Aufgrund der Corona-Pandemie wurde gemeinsam mit den Büros ein alternatives Beteiligungskonzept erarbeitet, um die erste Stufe der Bürgerbeteiligung durchzuführen. Die Themenschwerpunkte lagen in den Bereichen „Begrünung“, „Mobiliar und Spielelemente“ sowie „Veranstaltungen“.

Die Ergebnisse der Bürgerbeteiligung und ihre Dokumentation sind gemäß Beschluss des Bauausschusses vom 17.09.2020 (Vorlage Nr. 327/29) Bestandteil des Inputs für den weiteren Entwicklungsprozess rund um den Bernburgpark.

 

B       Varianten der Vorplanung

 

Basierend auf der Option „Bernburgpark“ aus der Machbarkeitsstudie sowie unter Berücksichtigung der Anregungen der Bürgerinnen und Bürgerschaft hat das Büro GREENBOX verschiedene Varianten einer Vorplanung erarbeitet (siehe auch Anlage 1)

 

B.1      Konzept 01 „Stadtlichtung Grün“

 

Der Konzeptansatz STADTLICHTUNG GRÜN basiert auf der Zielsetzung einer naturnahen Gestaltung des Bernburgparks, die sich viele Bürgerinnen und Bürger im Rahmen der Beteiligung gewünscht haben. Durch den Erhalt der bestehenden Baumstrukturen sowie einer Ergänzung durch Neupflanzungen werden die Grünbereiche umsäumt und die Wegebeziehungen eindeutig abgegrenzt.

Er verfolgt den Ansatz einer Maximierung des Grünflächenanteils im künftigen Bernburgpark. Das Grundkonzept der Verkehrsführung als eines der Ergebnisse aus der Machbarkeitsstudie bleibt erhalten.

Insgesamt drei große Grünflächen rahmen den Transitraum zwischen Humboldtplatz und Dionysiusbrücke.
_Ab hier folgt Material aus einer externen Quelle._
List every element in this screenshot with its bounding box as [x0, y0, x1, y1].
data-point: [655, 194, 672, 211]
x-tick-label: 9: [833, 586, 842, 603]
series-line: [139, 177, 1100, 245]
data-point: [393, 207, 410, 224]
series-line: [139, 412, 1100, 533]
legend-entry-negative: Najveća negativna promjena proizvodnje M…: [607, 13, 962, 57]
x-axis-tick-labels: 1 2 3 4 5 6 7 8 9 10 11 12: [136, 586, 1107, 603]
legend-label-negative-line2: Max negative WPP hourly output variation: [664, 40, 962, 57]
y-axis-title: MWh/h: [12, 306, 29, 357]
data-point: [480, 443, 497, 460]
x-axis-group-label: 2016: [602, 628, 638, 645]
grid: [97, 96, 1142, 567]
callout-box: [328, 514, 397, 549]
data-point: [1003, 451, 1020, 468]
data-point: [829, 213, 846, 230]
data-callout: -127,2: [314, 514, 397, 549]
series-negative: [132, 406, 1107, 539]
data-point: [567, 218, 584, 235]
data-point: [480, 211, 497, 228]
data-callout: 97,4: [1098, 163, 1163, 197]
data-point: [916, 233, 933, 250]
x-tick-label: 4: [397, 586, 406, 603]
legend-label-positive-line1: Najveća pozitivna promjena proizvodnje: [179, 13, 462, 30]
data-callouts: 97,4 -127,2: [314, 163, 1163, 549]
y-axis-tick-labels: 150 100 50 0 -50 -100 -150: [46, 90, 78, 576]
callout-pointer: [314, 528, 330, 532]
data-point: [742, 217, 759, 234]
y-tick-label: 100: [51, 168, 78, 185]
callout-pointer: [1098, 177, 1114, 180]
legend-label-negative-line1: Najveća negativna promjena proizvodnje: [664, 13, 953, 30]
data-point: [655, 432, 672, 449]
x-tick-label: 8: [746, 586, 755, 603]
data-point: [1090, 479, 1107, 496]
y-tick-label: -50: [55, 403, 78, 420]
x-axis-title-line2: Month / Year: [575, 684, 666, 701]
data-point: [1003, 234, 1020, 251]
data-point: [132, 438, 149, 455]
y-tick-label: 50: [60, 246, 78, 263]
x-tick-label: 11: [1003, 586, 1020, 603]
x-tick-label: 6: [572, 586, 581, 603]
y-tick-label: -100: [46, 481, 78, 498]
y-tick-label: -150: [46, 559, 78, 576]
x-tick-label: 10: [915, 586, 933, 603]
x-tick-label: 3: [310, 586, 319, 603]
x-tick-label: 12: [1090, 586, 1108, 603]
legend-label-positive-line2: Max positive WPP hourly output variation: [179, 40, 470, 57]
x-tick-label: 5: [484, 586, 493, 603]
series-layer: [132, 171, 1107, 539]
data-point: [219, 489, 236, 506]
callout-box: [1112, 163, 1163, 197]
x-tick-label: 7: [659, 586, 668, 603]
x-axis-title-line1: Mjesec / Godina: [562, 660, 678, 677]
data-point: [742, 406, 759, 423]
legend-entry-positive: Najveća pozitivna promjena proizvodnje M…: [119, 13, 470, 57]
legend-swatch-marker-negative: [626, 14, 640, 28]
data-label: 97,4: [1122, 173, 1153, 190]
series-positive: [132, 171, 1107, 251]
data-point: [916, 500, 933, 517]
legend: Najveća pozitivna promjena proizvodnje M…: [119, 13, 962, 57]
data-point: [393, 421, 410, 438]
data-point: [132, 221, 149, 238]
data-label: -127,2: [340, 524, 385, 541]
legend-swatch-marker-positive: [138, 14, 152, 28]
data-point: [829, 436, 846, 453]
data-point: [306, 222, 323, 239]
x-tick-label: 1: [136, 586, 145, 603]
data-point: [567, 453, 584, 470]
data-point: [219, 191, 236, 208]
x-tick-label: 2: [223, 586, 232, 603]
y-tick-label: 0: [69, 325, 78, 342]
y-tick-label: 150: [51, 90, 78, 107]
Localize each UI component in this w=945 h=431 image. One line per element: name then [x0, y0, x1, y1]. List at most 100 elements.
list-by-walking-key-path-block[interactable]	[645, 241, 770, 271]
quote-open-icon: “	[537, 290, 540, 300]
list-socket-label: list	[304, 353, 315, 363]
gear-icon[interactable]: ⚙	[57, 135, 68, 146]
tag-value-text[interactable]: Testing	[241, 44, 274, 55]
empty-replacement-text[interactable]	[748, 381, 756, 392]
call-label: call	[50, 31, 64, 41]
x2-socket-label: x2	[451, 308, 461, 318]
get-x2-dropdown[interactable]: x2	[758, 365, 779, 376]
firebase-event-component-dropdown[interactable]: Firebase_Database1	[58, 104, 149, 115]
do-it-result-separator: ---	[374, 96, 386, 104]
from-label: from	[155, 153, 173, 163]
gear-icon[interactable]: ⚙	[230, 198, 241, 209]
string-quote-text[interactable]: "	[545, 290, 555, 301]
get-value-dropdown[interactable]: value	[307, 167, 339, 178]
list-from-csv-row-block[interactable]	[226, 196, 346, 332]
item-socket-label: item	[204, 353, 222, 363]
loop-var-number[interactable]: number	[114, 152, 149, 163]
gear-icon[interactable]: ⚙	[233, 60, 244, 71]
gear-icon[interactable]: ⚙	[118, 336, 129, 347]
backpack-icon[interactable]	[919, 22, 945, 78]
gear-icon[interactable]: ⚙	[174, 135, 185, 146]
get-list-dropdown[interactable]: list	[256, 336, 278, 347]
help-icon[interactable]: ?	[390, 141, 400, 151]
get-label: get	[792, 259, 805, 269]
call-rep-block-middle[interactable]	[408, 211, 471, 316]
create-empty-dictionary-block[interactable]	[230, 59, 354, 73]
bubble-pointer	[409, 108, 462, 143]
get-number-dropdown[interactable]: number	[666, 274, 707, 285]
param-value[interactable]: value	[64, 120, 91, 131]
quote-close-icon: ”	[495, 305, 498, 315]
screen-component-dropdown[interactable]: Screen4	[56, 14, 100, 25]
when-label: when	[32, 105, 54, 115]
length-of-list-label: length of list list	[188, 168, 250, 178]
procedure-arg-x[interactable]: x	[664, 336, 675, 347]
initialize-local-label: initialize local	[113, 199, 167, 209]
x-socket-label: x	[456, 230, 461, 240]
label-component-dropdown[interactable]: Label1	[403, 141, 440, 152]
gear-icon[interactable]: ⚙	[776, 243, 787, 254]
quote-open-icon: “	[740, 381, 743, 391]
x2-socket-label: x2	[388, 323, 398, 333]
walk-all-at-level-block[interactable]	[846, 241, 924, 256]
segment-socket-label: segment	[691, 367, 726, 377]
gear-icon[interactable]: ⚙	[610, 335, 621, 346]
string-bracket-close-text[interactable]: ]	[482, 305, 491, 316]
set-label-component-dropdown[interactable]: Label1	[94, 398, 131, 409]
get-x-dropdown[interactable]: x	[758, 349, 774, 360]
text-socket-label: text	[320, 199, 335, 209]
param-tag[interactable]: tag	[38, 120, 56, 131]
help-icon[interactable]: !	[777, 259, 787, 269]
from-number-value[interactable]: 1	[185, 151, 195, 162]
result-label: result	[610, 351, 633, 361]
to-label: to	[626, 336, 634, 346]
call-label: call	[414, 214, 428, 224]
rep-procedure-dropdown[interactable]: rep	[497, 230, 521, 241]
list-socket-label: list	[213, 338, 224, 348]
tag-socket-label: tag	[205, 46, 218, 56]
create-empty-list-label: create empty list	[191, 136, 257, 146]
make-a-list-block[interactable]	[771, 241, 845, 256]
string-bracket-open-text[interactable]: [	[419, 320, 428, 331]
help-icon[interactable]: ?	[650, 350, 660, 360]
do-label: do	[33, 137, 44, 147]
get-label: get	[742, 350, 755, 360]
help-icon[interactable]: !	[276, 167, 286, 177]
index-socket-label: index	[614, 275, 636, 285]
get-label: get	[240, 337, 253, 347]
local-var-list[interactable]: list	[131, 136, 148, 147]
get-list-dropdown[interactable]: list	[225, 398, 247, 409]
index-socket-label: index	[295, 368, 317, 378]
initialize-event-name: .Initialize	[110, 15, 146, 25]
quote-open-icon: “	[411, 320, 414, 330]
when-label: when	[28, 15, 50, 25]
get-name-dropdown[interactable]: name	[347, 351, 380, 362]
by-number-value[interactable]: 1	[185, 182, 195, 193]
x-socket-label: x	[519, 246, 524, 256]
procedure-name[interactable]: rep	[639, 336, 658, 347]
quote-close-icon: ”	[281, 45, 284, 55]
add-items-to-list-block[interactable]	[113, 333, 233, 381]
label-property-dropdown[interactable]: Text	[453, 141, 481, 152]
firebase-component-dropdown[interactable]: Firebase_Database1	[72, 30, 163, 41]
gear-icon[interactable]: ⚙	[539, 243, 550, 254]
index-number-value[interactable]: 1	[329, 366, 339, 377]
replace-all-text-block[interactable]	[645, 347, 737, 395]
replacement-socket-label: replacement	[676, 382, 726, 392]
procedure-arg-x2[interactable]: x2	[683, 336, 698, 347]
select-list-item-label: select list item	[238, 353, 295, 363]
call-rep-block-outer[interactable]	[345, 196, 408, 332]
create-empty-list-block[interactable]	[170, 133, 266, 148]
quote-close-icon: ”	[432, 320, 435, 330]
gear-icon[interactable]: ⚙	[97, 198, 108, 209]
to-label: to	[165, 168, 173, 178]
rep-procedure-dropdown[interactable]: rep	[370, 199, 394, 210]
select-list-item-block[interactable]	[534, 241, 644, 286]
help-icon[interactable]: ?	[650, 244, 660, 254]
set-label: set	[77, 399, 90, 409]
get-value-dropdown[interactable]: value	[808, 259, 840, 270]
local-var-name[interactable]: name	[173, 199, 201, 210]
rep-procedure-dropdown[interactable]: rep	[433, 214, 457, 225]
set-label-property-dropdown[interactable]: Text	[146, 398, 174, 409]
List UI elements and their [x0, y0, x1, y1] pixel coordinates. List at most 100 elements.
Die größte dieser Grünflächen erhält einen Saum aus erhaltenen Bestandsgehölzen und ergänzenden Neupflanzungen.

Die Topographie des Ortes wird geschickt verwendet, um eine Treppenanlage aus in die Grünfläche eingelassenen Stufen wie selbstverständlich zu integrieren. Die Lichtung in der Mitte der Grünfläche ist bewusst von Möblierung und Spielgeräten freigehalten. Die Randbereiche unter den aufgeasteten Gehölzen bieten jedoch Raum für Spiel und Aufenthalt.
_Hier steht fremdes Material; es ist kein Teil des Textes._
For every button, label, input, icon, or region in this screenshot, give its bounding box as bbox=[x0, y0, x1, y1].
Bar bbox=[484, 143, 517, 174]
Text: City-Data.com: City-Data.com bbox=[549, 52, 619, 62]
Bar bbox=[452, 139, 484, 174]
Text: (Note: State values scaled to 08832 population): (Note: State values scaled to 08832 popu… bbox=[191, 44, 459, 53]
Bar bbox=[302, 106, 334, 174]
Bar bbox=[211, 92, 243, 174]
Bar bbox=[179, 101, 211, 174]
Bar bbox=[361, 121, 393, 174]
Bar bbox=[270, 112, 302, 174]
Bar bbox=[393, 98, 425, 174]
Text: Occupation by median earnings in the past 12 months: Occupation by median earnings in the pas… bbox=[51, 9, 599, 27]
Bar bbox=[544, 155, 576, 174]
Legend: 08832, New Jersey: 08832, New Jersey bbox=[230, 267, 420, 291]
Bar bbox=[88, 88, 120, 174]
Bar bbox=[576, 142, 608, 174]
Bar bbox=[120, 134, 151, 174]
Übergangsbereiche mit Splittbelag zwischen Grün- und Verkehrsflächen sorgen für eine klare Aufteilung der Räume und Nutzungszonen. Es entstehen deutlich ablesbare Räume für den Aufenthalt und für den Durchgangsverkehr.

Der Höhenunterschied zwischen Emsufer und mittlerem Platzniveau wird über eine barrierefreie Rampenanlage überwunden, welche allerdings mehr als fließender Weg am Hang erlebbar wird.

 

B.2      Konzept 02 „Klima Oasen“

 

Dem Konzept der KLIMA OASEN im Bernburgpark liegt als Schwerpunkt eine den Zukunftsanforderungen einer klimagerechten (Innen-)Stadt entsprechende Gestaltung zugrunde.

Die Klima-Oasen basieren auf einem abwechslungsreich bespielbaren und flexibel auf verschiedene städtische Räume übertragbaren Konzept. Es liegt der Gedanke zugrunde, die sich stetig aufheizende Stadt durch verschiedene Eingriffe auf Mikroklima-Ebene effektiv und nachhaltig zu kühlen. Die Idee der Bürgerinnen und Bürger, durch Neupflanzungen von Bäumen verschattete Zonen herzustellen, wurde vom Planungsbüro aufgegriffen und weiter verfolgt. Entstanden ist ein Konzept, dass neben den Schattenspendern weitere Aspekte beinhaltet, die sich positiv auf das Stadtklima auswirken.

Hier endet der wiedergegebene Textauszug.